Elle partage une réflexion qui fait écho à l’identité canadienne : «On ne travaille pas 18 heures par jour comme aux États-Unis, et on ne prend pas de longues pauses comme en France, mais on a trouvé un équilibre. Et c’est ce qu’on doit promouvoir à l’international.» Cette approche humaniste et réfléchie de l’IA est peut-être le meilleur atout du Canada sur la scène mondiale.
Vers un avenir lumineux, mais encore flou
Alors, où en est-on exactement? Le Canada est-il réellement prêt à dominer l’échiquier mondial de l’IA? François-Philippe Champagne reste optimiste, mais réaliste : «On a les cerveaux, on a les idées, et on a une longueur d’avance. Mais il nous manque encore quelques pièces du casse-tête, comme la capacité de calcul (GPU) pour vraiment passer à la vitesse supérieure.»
Mais ce qui ressort de cette conférence, c’est qu’au-delà des infrastructures, il faudra une vraie transformation culturelle. Nous devons, en tant que Canadiens, cesser de sous-estimer nos capacités, nos talents et notre potentiel. Il est temps de rêver grand et de faire de l’IA un vecteur de changement, tout en restant fidèles à nos valeurs.
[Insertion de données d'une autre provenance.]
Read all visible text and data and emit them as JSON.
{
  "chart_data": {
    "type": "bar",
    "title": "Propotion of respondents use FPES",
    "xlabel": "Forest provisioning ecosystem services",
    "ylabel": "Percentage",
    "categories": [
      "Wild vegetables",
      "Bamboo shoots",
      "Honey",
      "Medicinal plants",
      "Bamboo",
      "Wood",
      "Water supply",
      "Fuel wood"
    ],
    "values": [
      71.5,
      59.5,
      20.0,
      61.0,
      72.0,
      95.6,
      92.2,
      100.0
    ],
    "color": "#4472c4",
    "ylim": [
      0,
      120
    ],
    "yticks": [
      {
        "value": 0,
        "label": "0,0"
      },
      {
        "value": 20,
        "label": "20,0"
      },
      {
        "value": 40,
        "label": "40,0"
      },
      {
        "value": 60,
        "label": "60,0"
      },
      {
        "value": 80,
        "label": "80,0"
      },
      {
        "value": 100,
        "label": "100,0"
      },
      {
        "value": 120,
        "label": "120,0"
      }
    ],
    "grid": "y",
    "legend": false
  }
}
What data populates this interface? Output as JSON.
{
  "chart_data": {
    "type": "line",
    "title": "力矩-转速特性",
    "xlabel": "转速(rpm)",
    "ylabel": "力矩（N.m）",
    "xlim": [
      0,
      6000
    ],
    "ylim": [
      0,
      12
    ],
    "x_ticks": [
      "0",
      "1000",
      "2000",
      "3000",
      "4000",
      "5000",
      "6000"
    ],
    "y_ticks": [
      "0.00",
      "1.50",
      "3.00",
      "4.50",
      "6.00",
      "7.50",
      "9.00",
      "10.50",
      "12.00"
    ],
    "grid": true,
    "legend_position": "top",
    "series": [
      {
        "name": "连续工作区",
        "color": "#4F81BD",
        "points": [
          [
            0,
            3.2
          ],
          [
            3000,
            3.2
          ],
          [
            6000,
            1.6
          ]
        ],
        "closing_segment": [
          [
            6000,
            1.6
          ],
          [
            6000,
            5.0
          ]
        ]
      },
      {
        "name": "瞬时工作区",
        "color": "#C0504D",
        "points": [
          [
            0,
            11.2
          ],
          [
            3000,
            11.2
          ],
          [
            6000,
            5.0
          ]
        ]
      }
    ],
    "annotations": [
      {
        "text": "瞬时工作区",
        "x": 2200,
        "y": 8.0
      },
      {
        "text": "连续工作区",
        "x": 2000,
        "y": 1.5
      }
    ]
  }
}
Le Canada à la conquête de l’avenir
Si l’IA va transformer nos vies, elle doit le faire de manière inclusive et responsable. Le Canada, avec son approche équilibrée, sa diversité culturelle et sa volonté d’innover pour le bien commun, est en position de leader. Mais pour y parvenir, il faudra plus que des conférences et des discussions. Il faudra une réelle prise de conscience collective, une mobilisation nationale pour que l’IA devienne une fierté partagée, aussi grande que celle que nous éprouvons pour nos hockeyeurs.
Alors, qu’attendons-nous pour célébrer nos innovateurs? Le futur est à portée de main, il ne tient qu’à nous de le saisir.